Considered by many to be a landmark on Route 130 off Admiral Wilson Boulevard, Discount Harry's was the place to go for shoppers looking to make a purchase without breaking the bank.
"I bought my son's first bike here," said Barbara Haigh, 59, a clerk at the store who said she had shopped there for 35 years.
Monday's announcement of the closing sent Haigh strolling down memory lane yesterday.
A mother of three, she remembered spending $6.99 on a red wagon made of wood for her 4-year-old son, Michael, in 1965.
"I asked my husband if he thought that was too much," said Haigh, who remembered loading the gift into the family's 1958 Ford while Elvis Presley crooned on the radio.
"It's so sad, because I thought Harry's was going to be here forever," Haigh said. "It's a real shame."
In 1950, Harry Kaufman, who had spent the years after World War II selling housewares at farmers' markets, opened Discount Harry's.
In its infancy, Discount Harry's was a 4,000-square-foot shop, with Kaufman's brother-in-law operating a TV repair business in the back.
In 1976, Kaufman sold the store to Lancaster, then a 34-year-old salesman from the retail toy chain Kiddie City.

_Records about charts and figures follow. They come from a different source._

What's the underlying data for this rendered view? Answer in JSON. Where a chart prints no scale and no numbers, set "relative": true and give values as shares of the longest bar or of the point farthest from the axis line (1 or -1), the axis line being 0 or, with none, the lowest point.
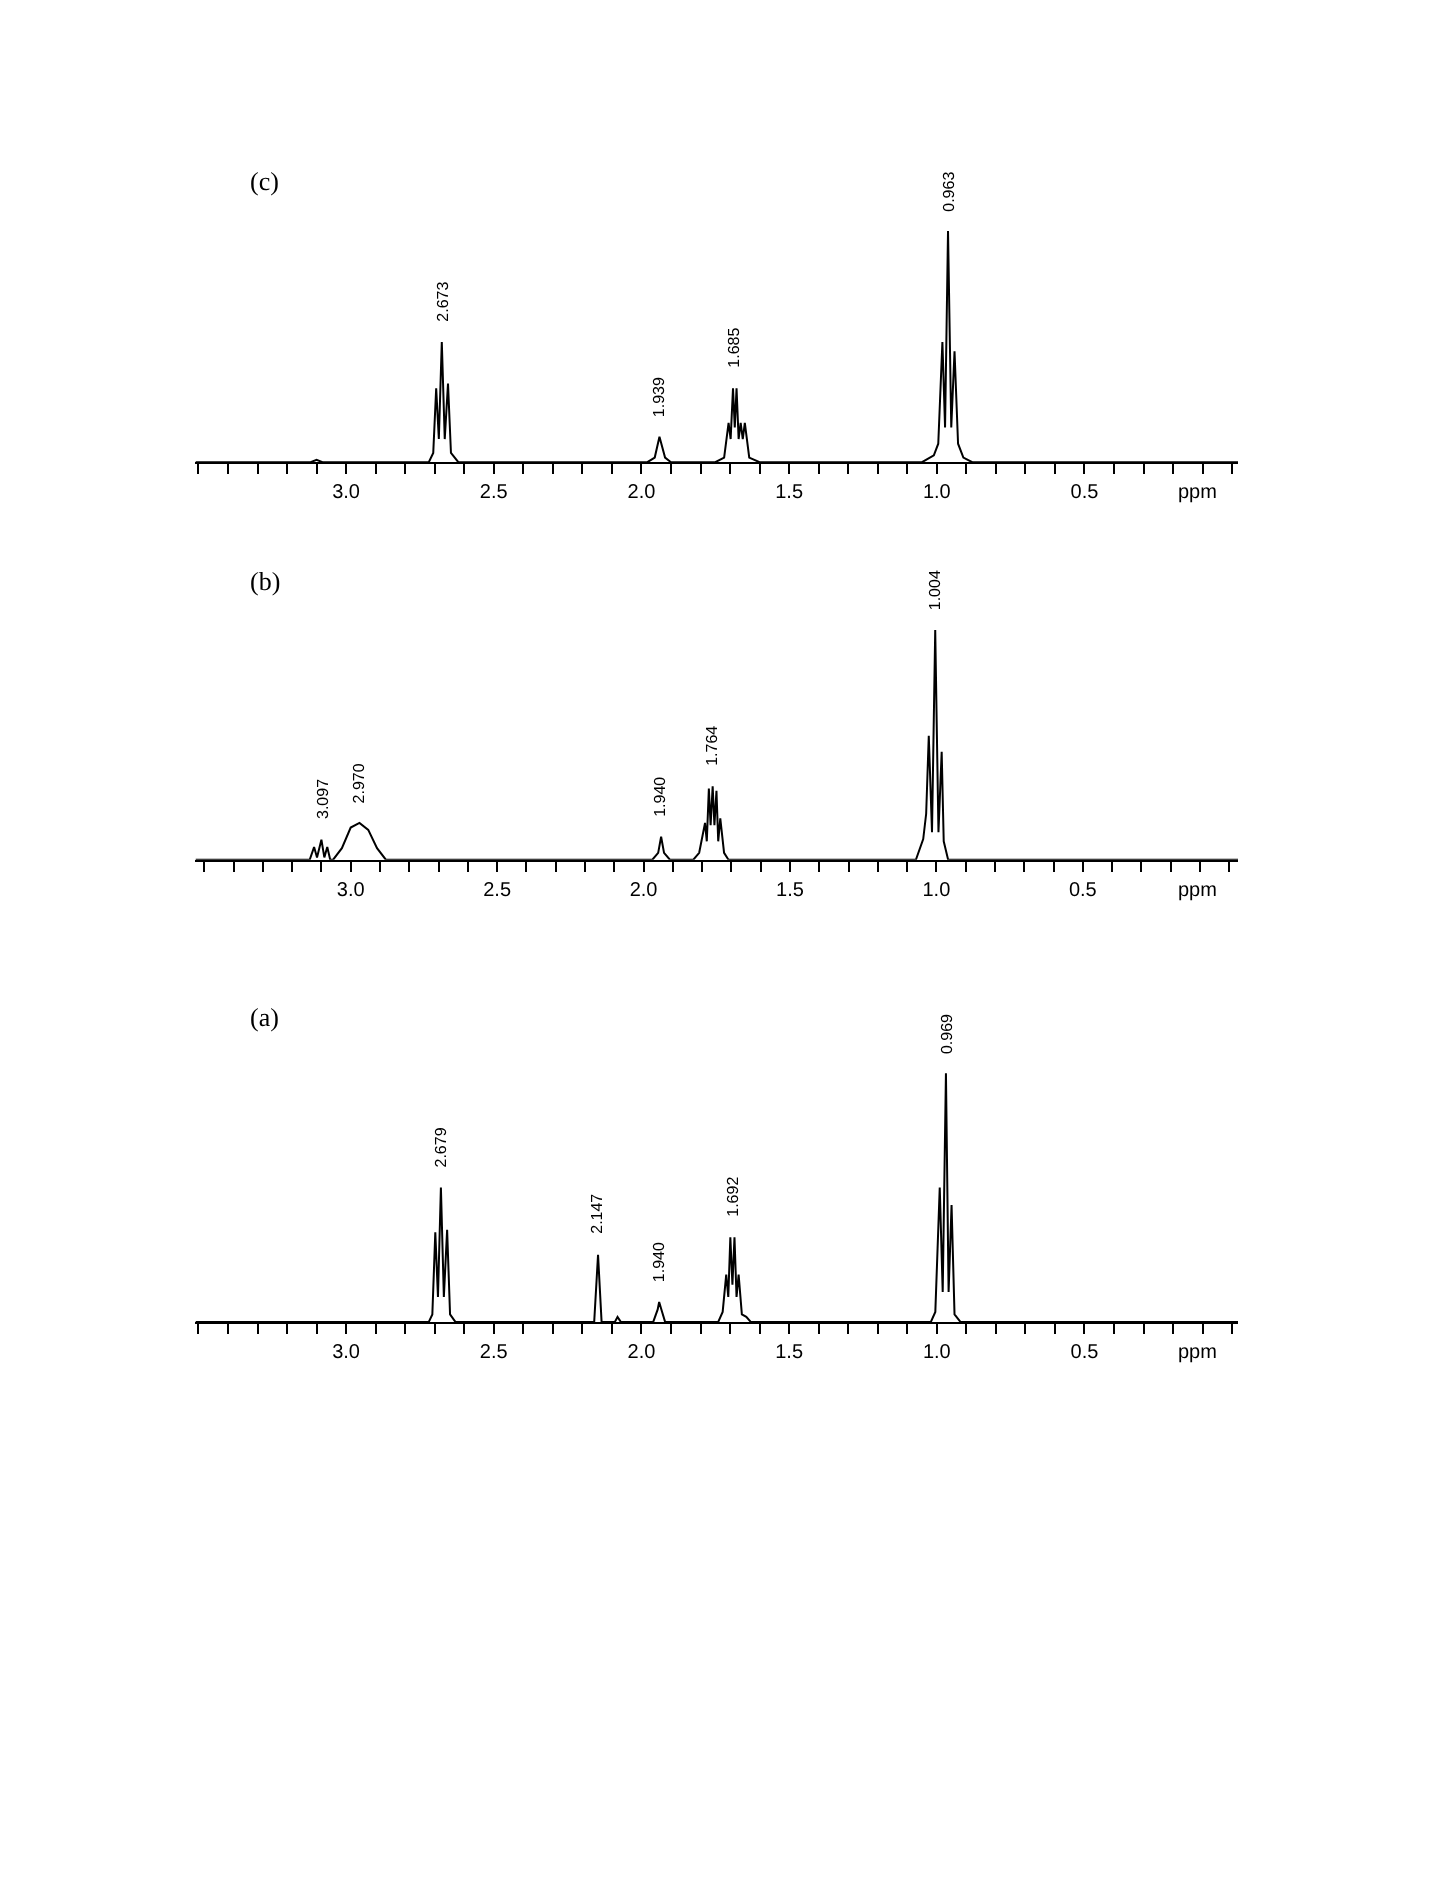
{
  "chart_data": [
    {
      "type": "line",
      "title": "(c)",
      "xlabel": "ppm",
      "relative": true,
      "xlim": [
        3.51,
        -0.02
      ],
      "xticks": [
        {
          "value": 3.5,
          "label": null
        },
        {
          "value": 3.4,
          "label": null
        },
        {
          "value": 3.3,
          "label": null
        },
        {
          "value": 3.2,
          "label": null
        },
        {
          "value": 3.1,
          "label": null
        },
        {
          "value": 3.0,
          "label": "3.0"
        },
        {
          "value": 2.9,
          "label": null
        },
        {
          "value": 2.8,
          "label": null
        },
        {
          "value": 2.7,
          "label": null
        },
        {
          "value": 2.6,
          "label": null
        },
        {
          "value": 2.5,
          "label": "2.5"
        },
        {
          "value": 2.4,
          "label": null
        },
        {
          "value": 2.3,
          "label": null
        },
        {
          "value": 2.2,
          "label": null
        },
        {
          "value": 2.1,
          "label": null
        },
        {
          "value": 2.0,
          "label": "2.0"
        },
        {
          "value": 1.9,
          "label": null
        },
        {
          "value": 1.8,
          "label": null
        },
        {
          "value": 1.7,
          "label": null
        },
        {
          "value": 1.6,
          "label": null
        },
        {
          "value": 1.5,
          "label": "1.5"
        },
        {
          "value": 1.4,
          "label": null
        },
        {
          "value": 1.3,
          "label": null
        },
        {
          "value": 1.2,
          "label": null
        },
        {
          "value": 1.1,
          "label": null
        },
        {
          "value": 1.0,
          "label": "1.0"
        },
        {
          "value": 0.9,
          "label": null
        },
        {
          "value": 0.8,
          "label": null
        },
        {
          "value": 0.7,
          "label": null
        },
        {
          "value": 0.6,
          "label": null
        },
        {
          "value": 0.5,
          "label": "0.5"
        },
        {
          "value": 0.4,
          "label": null
        },
        {
          "value": 0.3,
          "label": null
        },
        {
          "value": 0.2,
          "label": null
        },
        {
          "value": 0.1,
          "label": null
        },
        {
          "value": 0.0,
          "label": null
        }
      ],
      "annotations": [
        {
          "text": "2.673",
          "x": 2.673,
          "y": 0.52
        },
        {
          "text": "1.939",
          "x": 1.939,
          "y": 0.11
        },
        {
          "text": "1.685",
          "x": 1.685,
          "y": 0.32
        },
        {
          "text": "0.963",
          "x": 0.963,
          "y": 1
        }
      ],
      "series": [
        {
          "color": "#000000",
          "x": [
            3.51,
            3.12,
            3.1,
            3.08,
            2.72,
            2.705,
            2.695,
            2.686,
            2.676,
            2.666,
            2.655,
            2.645,
            2.62,
            1.98,
            1.955,
            1.939,
            1.92,
            1.9,
            1.75,
            1.72,
            1.705,
            1.698,
            1.69,
            1.684,
            1.678,
            1.671,
            1.664,
            1.657,
            1.65,
            1.635,
            1.6,
            1.05,
            1.01,
            0.995,
            0.981,
            0.972,
            0.962,
            0.951,
            0.94,
            0.928,
            0.91,
            0.88,
            -0.02
          ],
          "values": [
            0,
            0,
            0.01,
            0,
            0,
            0.04,
            0.32,
            0.1,
            0.52,
            0.1,
            0.34,
            0.04,
            0,
            0,
            0.02,
            0.11,
            0.02,
            0,
            0,
            0.02,
            0.17,
            0.1,
            0.32,
            0.15,
            0.32,
            0.1,
            0.17,
            0.1,
            0.17,
            0.02,
            0,
            0,
            0.03,
            0.08,
            0.52,
            0.15,
            1,
            0.15,
            0.48,
            0.08,
            0.02,
            0,
            0
          ]
        }
      ]
    },
    {
      "type": "line",
      "title": "(b)",
      "xlabel": "ppm",
      "relative": true,
      "xlim": [
        3.53,
        -0.03
      ],
      "xticks": [
        {
          "value": 3.5,
          "label": null
        },
        {
          "value": 3.4,
          "label": null
        },
        {
          "value": 3.3,
          "label": null
        },
        {
          "value": 3.2,
          "label": null
        },
        {
          "value": 3.1,
          "label": null
        },
        {
          "value": 3.0,
          "label": "3.0"
        },
        {
          "value": 2.9,
          "label": null
        },
        {
          "value": 2.8,
          "label": null
        },
        {
          "value": 2.7,
          "label": null
        },
        {
          "value": 2.6,
          "label": null
        },
        {
          "value": 2.5,
          "label": "2.5"
        },
        {
          "value": 2.4,
          "label": null
        },
        {
          "value": 2.3,
          "label": null
        },
        {
          "value": 2.2,
          "label": null
        },
        {
          "value": 2.1,
          "label": null
        },
        {
          "value": 2.0,
          "label": "2.0"
        },
        {
          "value": 1.9,
          "label": null
        },
        {
          "value": 1.8,
          "label": null
        },
        {
          "value": 1.7,
          "label": null
        },
        {
          "value": 1.6,
          "label": null
        },
        {
          "value": 1.5,
          "label": "1.5"
        },
        {
          "value": 1.4,
          "label": null
        },
        {
          "value": 1.3,
          "label": null
        },
        {
          "value": 1.2,
          "label": null
        },
        {
          "value": 1.1,
          "label": null
        },
        {
          "value": 1.0,
          "label": "1.0"
        },
        {
          "value": 0.9,
          "label": null
        },
        {
          "value": 0.8,
          "label": null
        },
        {
          "value": 0.7,
          "label": null
        },
        {
          "value": 0.6,
          "label": null
        },
        {
          "value": 0.5,
          "label": "0.5"
        },
        {
          "value": 0.4,
          "label": null
        },
        {
          "value": 0.3,
          "label": null
        },
        {
          "value": 0.2,
          "label": null
        },
        {
          "value": 0.1,
          "label": null
        },
        {
          "value": 0.0,
          "label": null
        }
      ],
      "annotations": [
        {
          "text": "3.097",
          "x": 3.097,
          "y": 0.087
        },
        {
          "text": "2.970",
          "x": 2.97,
          "y": 0.16
        },
        {
          "text": "1.940",
          "x": 1.94,
          "y": 0.1
        },
        {
          "text": "1.764",
          "x": 1.764,
          "y": 0.32
        },
        {
          "text": "1.004",
          "x": 1.004,
          "y": 1
        }
      ],
      "series": [
        {
          "color": "#000000",
          "x": [
            3.53,
            3.14,
            3.125,
            3.115,
            3.1,
            3.09,
            3.08,
            3.07,
            3.06,
            3.03,
            3.0,
            2.97,
            2.94,
            2.91,
            2.88,
            1.97,
            1.95,
            1.94,
            1.93,
            1.91,
            1.83,
            1.81,
            1.79,
            1.784,
            1.777,
            1.771,
            1.764,
            1.758,
            1.751,
            1.745,
            1.738,
            1.725,
            1.71,
            1.07,
            1.045,
            1.035,
            1.026,
            1.015,
            1.004,
            0.993,
            0.982,
            0.975,
            0.96,
            -0.03
          ],
          "values": [
            0,
            0,
            0.055,
            0.01,
            0.087,
            0.01,
            0.055,
            0,
            0,
            0.05,
            0.14,
            0.16,
            0.13,
            0.05,
            0,
            0,
            0.03,
            0.1,
            0.03,
            0,
            0,
            0.03,
            0.16,
            0.08,
            0.31,
            0.15,
            0.32,
            0.15,
            0.3,
            0.08,
            0.18,
            0.03,
            0,
            0,
            0.09,
            0.2,
            0.54,
            0.12,
            1,
            0.12,
            0.47,
            0.08,
            0,
            0
          ]
        }
      ]
    },
    {
      "type": "line",
      "title": "(a)",
      "xlabel": "ppm",
      "relative": true,
      "xlim": [
        3.51,
        -0.02
      ],
      "xticks": [
        {
          "value": 3.5,
          "label": null
        },
        {
          "value": 3.4,
          "label": null
        },
        {
          "value": 3.3,
          "label": null
        },
        {
          "value": 3.2,
          "label": null
        },
        {
          "value": 3.1,
          "label": null
        },
        {
          "value": 3.0,
          "label": "3.0"
        },
        {
          "value": 2.9,
          "label": null
        },
        {
          "value": 2.8,
          "label": null
        },
        {
          "value": 2.7,
          "label": null
        },
        {
          "value": 2.6,
          "label": null
        },
        {
          "value": 2.5,
          "label": "2.5"
        },
        {
          "value": 2.4,
          "label": null
        },
        {
          "value": 2.3,
          "label": null
        },
        {
          "value": 2.2,
          "label": null
        },
        {
          "value": 2.1,
          "label": null
        },
        {
          "value": 2.0,
          "label": "2.0"
        },
        {
          "value": 1.9,
          "label": null
        },
        {
          "value": 1.8,
          "label": null
        },
        {
          "value": 1.7,
          "label": null
        },
        {
          "value": 1.6,
          "label": null
        },
        {
          "value": 1.5,
          "label": "1.5"
        },
        {
          "value": 1.4,
          "label": null
        },
        {
          "value": 1.3,
          "label": null
        },
        {
          "value": 1.2,
          "label": null
        },
        {
          "value": 1.1,
          "label": null
        },
        {
          "value": 1.0,
          "label": "1.0"
        },
        {
          "value": 0.9,
          "label": null
        },
        {
          "value": 0.8,
          "label": null
        },
        {
          "value": 0.7,
          "label": null
        },
        {
          "value": 0.6,
          "label": null
        },
        {
          "value": 0.5,
          "label": "0.5"
        },
        {
          "value": 0.4,
          "label": null
        },
        {
          "value": 0.3,
          "label": null
        },
        {
          "value": 0.2,
          "label": null
        },
        {
          "value": 0.1,
          "label": null
        },
        {
          "value": 0.0,
          "label": null
        }
      ],
      "annotations": [
        {
          "text": "2.679",
          "x": 2.679,
          "y": 0.54
        },
        {
          "text": "2.147",
          "x": 2.147,
          "y": 0.27
        },
        {
          "text": "1.940",
          "x": 1.94,
          "y": 0.08
        },
        {
          "text": "1.692",
          "x": 1.692,
          "y": 0.34
        },
        {
          "text": "0.969",
          "x": 0.969,
          "y": 1
        }
      ],
      "series": [
        {
          "color": "#000000",
          "x": [
            3.51,
            2.72,
            2.708,
            2.698,
            2.689,
            2.679,
            2.669,
            2.658,
            2.648,
            2.63,
            2.16,
            2.147,
            2.135,
            2.09,
            2.081,
            2.07,
            1.96,
            1.945,
            1.94,
            1.93,
            1.92,
            1.74,
            1.725,
            1.713,
            1.706,
            1.699,
            1.692,
            1.685,
            1.678,
            1.671,
            1.66,
            1.645,
            1.63,
            1.02,
            1.005,
            0.99,
            0.98,
            0.969,
            0.96,
            0.95,
            0.94,
            0.92,
            -0.02
          ],
          "values": [
            0,
            0,
            0.03,
            0.36,
            0.1,
            0.54,
            0.1,
            0.37,
            0.03,
            0,
            0,
            0.27,
            0,
            0,
            0.02,
            0,
            0,
            0.05,
            0.08,
            0.04,
            0,
            0,
            0.04,
            0.19,
            0.1,
            0.34,
            0.15,
            0.34,
            0.1,
            0.19,
            0.03,
            0.02,
            0,
            0,
            0.04,
            0.54,
            0.12,
            1,
            0.12,
            0.47,
            0.03,
            0,
            0
          ]
        }
      ]
    }
  ]
}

Kaufman has since retired to Florida.
Today, under Lancaster's stewardship, Discount Harry's is a 20,000-square-foot white brick complex that resembles a high school gymnasium more than a store.
Inside, pyramids of brown cardboard boxes containing merchandise are scattered throughout the store, marked for customers with handwritten signs.
For many customers, the unpretentious means in which Lancaster displays his wares harks back to a time before marketing terms such as "synergy," "branding" and "eye-level shelf space" became the mantras for retailers.
"I think now you get these glitzy stores with the high rents and the high prices. Some people like that," said Lancaster, who plans to open a pool-supply and outdoor-furniture store in the area in April. "But I think most folks want more bang for their bucks. This store wasn't fancy, but you always got your money's worth."
Denise Grossmick, 34, of Sicklerville, a receptionist at a computer company, took the news of the closing hard.
Grossmick remembered the semiannual trips to Discount Harry's from her family's home in the Cramer Hill section of Camden.
"I'm going to miss this place," Grossmick said as she perused the merchandise at Discount Harry's yesterday. "I mean, it was always here."
Seated in his office, Lancaster pondered the years of enjoyment his tenure of ownership brought him.
He remembered the time in 1981 when he was pulled over by a Cherry Hill police officer while driving home on Route 70.
The reason? The officer was looking for a Cabbage Patch doll.
He remembered the smiling children, the proud owners of their first bicycles, and the former stockboys who returned years later as doctors and lawyers.
He thought of all the memories, and said they were priceless.
"This place has been good to me," said Lancaster, with a twinge of his native Kentucky drawl. "In the end, it's not about how much money you got or how big a house you got, but it's about how many friends you made along the way. And I've made a lot of great friends."